The interview, available on YouTube, is titled ‘The future isn’t in hyper-local news’ (an admittedly disheartening title for those of us in the local news industry). Mr. Garfield says:

“The combination of incredible fragmentation, which limits your audience size, and the inexorable downward trajectory of advertising prices, means that nobody, nobody is going to have the critical mass to professionally and profitably deliver news.

In my opinion, the future isn’t in hyperlocal per se, as a standalone operation. In my opinion, weirdly, the answer is going to be in consolidation. I believe that in every market, the winner will be the entity, whether it’s a local TV station, a public radio station, a local newspaper, a series of hyperlocal sites banded together, or some parties as yet unthought of, to form strategic relationships for content and for revenue, with other players in that market.

And the combination of organizations that get there first, and create revenue streams while simultaneously becoming the central hub for news and information culture, in their communities, they win, they scoop the pot, and everybody else just disappears. Weirdly, paradoxically, this vast, vast fragmentation is going to lead to consolidation, and I believe, in market after market after market, winner takes all.”
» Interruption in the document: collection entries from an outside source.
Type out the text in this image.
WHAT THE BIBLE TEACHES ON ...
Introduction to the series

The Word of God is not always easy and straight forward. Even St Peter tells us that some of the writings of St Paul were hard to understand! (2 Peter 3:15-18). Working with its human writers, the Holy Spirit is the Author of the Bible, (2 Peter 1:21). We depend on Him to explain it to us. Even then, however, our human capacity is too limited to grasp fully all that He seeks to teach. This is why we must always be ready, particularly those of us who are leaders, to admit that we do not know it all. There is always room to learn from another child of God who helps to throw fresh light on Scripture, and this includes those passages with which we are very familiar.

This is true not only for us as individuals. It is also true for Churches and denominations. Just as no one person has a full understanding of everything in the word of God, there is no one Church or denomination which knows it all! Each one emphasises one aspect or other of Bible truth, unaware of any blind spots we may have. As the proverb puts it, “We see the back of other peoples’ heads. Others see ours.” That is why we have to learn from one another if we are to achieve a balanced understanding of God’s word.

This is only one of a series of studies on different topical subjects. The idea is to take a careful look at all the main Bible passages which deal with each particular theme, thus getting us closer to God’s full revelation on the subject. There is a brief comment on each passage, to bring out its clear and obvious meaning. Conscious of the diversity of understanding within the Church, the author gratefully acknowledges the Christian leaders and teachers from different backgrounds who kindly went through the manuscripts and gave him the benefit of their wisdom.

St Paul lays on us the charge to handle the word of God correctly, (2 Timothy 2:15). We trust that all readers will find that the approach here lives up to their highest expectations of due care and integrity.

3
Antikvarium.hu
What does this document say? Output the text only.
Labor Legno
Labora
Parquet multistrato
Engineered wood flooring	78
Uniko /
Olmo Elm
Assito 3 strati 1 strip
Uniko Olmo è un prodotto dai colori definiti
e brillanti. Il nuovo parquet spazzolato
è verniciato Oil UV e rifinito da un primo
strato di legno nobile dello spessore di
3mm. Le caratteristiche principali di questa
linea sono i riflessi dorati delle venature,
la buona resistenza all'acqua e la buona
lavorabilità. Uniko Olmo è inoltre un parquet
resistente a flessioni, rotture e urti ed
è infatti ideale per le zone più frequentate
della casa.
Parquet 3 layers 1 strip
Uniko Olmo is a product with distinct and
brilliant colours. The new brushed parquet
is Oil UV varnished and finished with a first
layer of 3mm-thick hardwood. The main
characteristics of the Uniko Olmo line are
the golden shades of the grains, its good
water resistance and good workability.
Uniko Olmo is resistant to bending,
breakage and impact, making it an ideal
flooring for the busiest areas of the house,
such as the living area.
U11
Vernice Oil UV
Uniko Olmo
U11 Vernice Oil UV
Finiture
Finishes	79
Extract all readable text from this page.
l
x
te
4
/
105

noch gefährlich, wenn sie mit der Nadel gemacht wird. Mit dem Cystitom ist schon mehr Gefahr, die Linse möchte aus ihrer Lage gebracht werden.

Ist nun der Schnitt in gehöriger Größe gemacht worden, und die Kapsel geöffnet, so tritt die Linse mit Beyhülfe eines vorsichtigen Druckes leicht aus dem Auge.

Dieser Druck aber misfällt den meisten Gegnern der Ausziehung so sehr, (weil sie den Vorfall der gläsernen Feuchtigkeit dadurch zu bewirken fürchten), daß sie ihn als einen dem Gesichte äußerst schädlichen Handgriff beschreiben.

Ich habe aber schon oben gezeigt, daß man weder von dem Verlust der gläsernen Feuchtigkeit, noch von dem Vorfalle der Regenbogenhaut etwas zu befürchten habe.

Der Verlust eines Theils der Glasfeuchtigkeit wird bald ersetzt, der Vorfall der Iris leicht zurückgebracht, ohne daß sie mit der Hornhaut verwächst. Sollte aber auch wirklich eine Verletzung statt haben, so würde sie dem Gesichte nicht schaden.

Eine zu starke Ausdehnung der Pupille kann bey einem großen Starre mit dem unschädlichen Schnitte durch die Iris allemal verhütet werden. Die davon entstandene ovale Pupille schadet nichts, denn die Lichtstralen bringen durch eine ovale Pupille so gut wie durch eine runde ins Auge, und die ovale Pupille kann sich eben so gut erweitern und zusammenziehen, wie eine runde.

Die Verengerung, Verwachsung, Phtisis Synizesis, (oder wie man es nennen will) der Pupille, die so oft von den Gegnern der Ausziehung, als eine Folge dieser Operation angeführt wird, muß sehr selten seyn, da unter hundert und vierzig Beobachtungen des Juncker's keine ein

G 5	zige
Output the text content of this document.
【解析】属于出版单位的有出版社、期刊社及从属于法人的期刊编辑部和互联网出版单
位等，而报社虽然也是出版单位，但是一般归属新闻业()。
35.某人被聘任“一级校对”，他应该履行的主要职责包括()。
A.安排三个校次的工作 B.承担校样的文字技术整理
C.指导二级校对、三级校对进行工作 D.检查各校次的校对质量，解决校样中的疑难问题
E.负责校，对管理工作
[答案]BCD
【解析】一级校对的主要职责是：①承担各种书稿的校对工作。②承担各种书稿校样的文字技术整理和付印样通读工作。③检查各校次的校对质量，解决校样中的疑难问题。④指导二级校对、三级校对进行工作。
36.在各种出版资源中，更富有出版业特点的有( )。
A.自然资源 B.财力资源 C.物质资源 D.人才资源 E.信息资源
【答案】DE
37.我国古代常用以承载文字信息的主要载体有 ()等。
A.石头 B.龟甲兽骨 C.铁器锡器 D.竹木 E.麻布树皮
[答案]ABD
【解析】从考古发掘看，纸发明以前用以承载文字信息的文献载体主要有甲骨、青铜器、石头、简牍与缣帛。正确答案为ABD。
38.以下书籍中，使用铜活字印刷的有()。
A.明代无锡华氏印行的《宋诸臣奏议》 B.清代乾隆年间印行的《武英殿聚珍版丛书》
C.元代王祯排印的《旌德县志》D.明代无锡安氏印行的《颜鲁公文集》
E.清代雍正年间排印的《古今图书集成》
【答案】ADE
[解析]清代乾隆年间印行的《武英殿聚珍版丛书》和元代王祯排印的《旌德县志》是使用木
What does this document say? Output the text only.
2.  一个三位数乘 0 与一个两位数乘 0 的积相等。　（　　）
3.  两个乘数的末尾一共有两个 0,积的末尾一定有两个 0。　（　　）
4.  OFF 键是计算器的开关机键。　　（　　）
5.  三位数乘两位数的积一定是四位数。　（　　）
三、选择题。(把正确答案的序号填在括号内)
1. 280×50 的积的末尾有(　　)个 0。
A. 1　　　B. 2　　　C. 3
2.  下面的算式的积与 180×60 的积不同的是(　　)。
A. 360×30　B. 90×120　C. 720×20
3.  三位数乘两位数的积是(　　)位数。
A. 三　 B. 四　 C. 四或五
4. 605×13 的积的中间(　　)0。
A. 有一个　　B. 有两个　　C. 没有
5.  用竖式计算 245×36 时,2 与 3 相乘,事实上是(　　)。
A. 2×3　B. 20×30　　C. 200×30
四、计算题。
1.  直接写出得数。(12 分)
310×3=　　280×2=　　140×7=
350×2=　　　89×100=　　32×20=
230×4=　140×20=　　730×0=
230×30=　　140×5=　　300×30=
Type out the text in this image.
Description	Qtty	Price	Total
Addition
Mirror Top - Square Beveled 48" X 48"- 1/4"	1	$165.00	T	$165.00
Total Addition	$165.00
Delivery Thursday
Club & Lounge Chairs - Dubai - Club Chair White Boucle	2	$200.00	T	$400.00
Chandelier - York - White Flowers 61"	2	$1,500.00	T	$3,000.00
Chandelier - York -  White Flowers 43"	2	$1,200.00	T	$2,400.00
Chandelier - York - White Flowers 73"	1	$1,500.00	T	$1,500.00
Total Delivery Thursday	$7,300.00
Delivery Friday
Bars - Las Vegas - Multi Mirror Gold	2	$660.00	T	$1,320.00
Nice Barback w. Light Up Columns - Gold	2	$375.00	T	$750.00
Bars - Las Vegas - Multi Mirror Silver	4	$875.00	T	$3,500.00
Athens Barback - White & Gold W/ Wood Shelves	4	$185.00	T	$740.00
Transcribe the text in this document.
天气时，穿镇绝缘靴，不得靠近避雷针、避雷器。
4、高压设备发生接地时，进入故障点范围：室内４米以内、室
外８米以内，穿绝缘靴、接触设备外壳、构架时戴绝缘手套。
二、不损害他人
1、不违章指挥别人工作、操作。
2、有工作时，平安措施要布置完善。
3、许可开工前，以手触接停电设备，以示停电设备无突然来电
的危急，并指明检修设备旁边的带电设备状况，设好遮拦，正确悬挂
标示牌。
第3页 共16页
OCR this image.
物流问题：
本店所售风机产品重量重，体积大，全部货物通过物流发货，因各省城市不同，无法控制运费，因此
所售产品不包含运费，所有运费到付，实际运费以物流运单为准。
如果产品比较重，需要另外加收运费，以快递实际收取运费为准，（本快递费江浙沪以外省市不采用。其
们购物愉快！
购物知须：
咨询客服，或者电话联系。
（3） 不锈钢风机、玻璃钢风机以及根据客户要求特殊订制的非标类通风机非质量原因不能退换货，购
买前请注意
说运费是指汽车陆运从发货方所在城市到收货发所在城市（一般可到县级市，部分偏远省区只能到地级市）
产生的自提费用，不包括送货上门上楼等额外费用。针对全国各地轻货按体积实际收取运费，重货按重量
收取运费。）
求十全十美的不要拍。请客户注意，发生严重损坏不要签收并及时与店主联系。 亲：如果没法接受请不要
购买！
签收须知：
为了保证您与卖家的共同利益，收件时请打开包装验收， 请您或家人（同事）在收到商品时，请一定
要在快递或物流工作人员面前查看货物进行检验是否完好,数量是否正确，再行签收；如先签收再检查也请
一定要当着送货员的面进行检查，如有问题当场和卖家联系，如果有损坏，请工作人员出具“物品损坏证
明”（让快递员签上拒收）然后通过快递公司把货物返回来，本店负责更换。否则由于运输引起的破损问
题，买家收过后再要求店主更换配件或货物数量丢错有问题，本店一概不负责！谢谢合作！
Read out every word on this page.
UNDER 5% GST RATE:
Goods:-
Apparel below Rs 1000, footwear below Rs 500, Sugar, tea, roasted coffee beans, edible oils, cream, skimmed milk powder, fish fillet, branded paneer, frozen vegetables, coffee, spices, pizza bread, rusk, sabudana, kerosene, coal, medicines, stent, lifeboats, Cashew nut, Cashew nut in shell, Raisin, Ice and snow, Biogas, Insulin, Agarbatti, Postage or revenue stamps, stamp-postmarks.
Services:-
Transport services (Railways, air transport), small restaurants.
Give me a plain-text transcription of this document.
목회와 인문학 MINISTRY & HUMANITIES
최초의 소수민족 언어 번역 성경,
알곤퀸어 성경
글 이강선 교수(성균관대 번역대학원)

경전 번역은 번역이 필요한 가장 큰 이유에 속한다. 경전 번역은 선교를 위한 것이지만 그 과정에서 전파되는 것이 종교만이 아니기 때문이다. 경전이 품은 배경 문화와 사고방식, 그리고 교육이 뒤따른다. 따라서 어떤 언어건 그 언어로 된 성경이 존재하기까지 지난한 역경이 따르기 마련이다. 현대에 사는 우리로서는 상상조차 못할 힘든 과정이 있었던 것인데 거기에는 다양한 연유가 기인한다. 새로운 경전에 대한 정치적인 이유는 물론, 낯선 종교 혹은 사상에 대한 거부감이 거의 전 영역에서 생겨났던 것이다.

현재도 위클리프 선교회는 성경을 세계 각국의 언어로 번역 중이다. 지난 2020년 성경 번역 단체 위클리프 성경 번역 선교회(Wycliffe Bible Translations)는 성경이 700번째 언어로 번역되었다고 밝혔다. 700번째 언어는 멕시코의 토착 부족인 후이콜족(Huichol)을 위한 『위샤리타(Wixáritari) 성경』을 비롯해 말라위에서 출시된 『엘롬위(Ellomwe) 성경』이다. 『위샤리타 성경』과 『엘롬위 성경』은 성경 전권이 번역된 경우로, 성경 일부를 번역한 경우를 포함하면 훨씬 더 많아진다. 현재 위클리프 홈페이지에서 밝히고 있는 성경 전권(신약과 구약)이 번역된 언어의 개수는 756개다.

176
First, the assumption that advertising prices are in a downward trajectory isn’t entirely true. Banner advertising is certainly in a downward trajectory, as “banner blindness” and poor click-through rates show it to be ineffective advertising. But advertising models that pay off remain quite valuable to businesses. The winner in a news catchment area needs to be offering effective advertising, the kind that reliably and measurably delivers customers.  

Second, while Garfield speaks about markets being too fragmented to support hyperlocal news, he also notes that advertising will coalesce around one entity (local TV, public radio, or the local newspaper) that wins all the marbles. In this sense, he isn’t necessarily saying that hyperlocal is dead, but rather that one entity will ultimately need to cater to its market’s hyperlocal audiences.

I suggest that the winner will simply be the news outlet that effectively captures the online medium.

Newspapers,  TV, and radio all have limitations. Newsprint is a static, fixed medium. Television and radio are not suited to browsing  and “on demand” content. Radio today is typically delivered to automobiles, while TV is delivered primarily to the home.

But online content is ubiquitous, searchable, available on-demand, and supports the full range of multimedia. It is print, TV, and radio all rolled up into one. And it can be carried in your pocket on a smartphone (not to mention the popular tablet form). Moreover, mobile news media can be coupled with effective advertising, like coupons, business directories, and restaurant guides, that also fit into your consumer’s pocket.

For newspapers, this means mastering video and sound, as well as digital delivery methods. Newspapers have a great opportunity here: they typically produce more news story content, and can give voice to more hyperlocal content, than TV and radio, using more portable and more searchable media. 

Newspapers have assets that could position them well ahead of the competition, if they translate these assets effectively to online:

  1. News is among the most valuable online content (behind perhaps entertainment and pornography). Consumers spend a comparatively large amount of time on news properties, and return frequently.
  2. Newspapers have customers—tens of thousands of them. And in the case of subscription-based papers, they might even know who they are. Thousands of local consumers would likely sign up for a newspaper’s email-based newsletter, turning them into valuable advertising assets (“well-qualified local business leads”).
  3. Newspapers have advertisers—rolodexes full of them. While print advertising may be down, local newspapers know a lot of the business advertisers in their local area. They just need new advertising products to sell them.
  4. Newspapers are recognised brands. In many cases, the newspaper has served that community for generations. They are a trusted name, and as one Newspaper Association of America study indicates (which we’ll discuss in an upcoming posting), a trusted sales medium.

It’s easy to take a “gloom and doom” tone when speaking about newspapers, but in a world where content is king, and change happens with a mouse click (or a finger-tap), the digitally-powered newspaper agency can rise again.